We present a large-scale study of the X-ray properties and near-IR-to-radio spectral energy distributions (SEDs) of submillimetre galaxies (SMGs) detected at 1.1 mm with the AzTEC instrument across a ∼ 1.2 square degree area of the sky. Combining deep 2-4 Ms Chandra data with Spitzer IRAC/MIPS and Very Large Array data within the Great Observatories Origins Deep Survey North (GOODS-N), GOODS-S and COSMOS fields, we find evidence for active galactic nucleus (AGN) activity in ∼ 14percent of 271 AzTEC SMGs, ∼ 28percent considering only the two GOODS fields. Through X-ray spectral modelling and multiwavelength SED fitting using Monte Carlo Markov chain techniques to Siebenmorgen et al. (AGN) and Efstathiou, Rowan-Robinson & Siebenmorgen (starburst) templates, we find that while star formation dominates the IR emission, with star formation rates (SFRs) ∼ 100-1000M☉yr-1, the X-ray emission for most sources is almost exclusively from obscured AGNs, with column densities in excess of 1023cm-2. Only for ∼ 6percent of our sources do we find an X-ray-derived SFR consistent with NIR-to-radio SED derived SFRs. Inclusion of the X-ray luminosities as a prior to the NIR-to-radio SED effectively sets the AGN luminosity and SFR, preventing significant contribution from the AGN template. Our SED modelling further shows that the AGN and starburst templates typically lack the required 1.1 mm emission necessary to match observations, arguing for an extended, cool dust component. The cross-correlation function between the full samples of X-ray sources and SMGs in these fields does not indicate a strong correlation between the two populations at large scales, suggesting that SMGs and AGNs do not necessarily trace the same underlying large-scale structure. Combined with the remaining X-ray-dim SMGs, this suggests that sub-mm-bright sources may evolve along multiple tracks, with X-ray-detected SMGs representing transitionary objects between periods of high star formation and AGN activity, while X-ray-faint SMGs represent a brief starburst phase of more normal galaxies.

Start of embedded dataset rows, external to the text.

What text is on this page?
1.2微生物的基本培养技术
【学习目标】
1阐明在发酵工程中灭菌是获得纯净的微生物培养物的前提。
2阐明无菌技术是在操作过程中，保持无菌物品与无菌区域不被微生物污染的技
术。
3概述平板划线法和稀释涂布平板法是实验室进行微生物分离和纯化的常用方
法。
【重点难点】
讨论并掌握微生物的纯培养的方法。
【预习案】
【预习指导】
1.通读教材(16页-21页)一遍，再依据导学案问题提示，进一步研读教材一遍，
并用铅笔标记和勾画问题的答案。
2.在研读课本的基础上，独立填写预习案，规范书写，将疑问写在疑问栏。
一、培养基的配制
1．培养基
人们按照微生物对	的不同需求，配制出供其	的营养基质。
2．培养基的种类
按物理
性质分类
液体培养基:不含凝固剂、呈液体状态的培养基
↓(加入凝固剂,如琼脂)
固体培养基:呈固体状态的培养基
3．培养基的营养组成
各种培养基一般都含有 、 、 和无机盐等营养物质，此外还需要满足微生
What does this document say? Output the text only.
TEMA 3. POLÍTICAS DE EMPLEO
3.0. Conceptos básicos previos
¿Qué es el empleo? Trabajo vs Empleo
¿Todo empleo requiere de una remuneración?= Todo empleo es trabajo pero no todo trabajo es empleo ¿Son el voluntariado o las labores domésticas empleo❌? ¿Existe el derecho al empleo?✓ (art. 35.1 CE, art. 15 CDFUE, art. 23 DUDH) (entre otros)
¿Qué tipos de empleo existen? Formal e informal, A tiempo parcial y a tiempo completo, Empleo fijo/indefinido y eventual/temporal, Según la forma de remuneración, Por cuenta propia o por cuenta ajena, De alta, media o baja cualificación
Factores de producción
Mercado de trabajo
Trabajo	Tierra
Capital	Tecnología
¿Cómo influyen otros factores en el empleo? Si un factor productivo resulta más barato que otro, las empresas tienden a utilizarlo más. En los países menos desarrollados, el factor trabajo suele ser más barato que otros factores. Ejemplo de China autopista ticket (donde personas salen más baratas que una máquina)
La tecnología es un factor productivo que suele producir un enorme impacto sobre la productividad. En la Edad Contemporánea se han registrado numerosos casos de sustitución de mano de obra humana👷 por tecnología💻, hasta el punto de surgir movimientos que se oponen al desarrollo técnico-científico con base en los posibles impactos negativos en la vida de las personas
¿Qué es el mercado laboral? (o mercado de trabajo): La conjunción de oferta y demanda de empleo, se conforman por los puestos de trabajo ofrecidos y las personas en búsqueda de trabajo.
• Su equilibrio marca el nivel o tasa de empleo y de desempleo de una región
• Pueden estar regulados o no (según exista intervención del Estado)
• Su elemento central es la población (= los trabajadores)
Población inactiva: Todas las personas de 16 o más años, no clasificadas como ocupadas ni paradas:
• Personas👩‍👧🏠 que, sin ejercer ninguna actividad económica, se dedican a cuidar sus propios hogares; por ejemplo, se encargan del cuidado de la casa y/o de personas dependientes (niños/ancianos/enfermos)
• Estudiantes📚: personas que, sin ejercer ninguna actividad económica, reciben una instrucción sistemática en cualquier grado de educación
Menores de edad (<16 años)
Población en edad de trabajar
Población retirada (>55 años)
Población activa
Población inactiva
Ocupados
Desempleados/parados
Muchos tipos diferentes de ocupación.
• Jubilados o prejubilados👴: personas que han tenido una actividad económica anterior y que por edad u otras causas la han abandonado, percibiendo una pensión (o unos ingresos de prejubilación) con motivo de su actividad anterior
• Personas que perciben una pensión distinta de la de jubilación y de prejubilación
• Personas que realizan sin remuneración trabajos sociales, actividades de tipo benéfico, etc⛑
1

Abstract Copyright: © 2013 The Authors Published by Oxford University Press on behalf of the Royal Astronomical Society (2013)

Journal keyword(s): galaxies: active - galaxies: high-redshift - galaxies: starburst - submillimetre: galaxies - X-rays: galaxies

Nomenclature: Tables 1-2: [JWW2013] JHHMMSS.ss+DDMMSS.s N=45.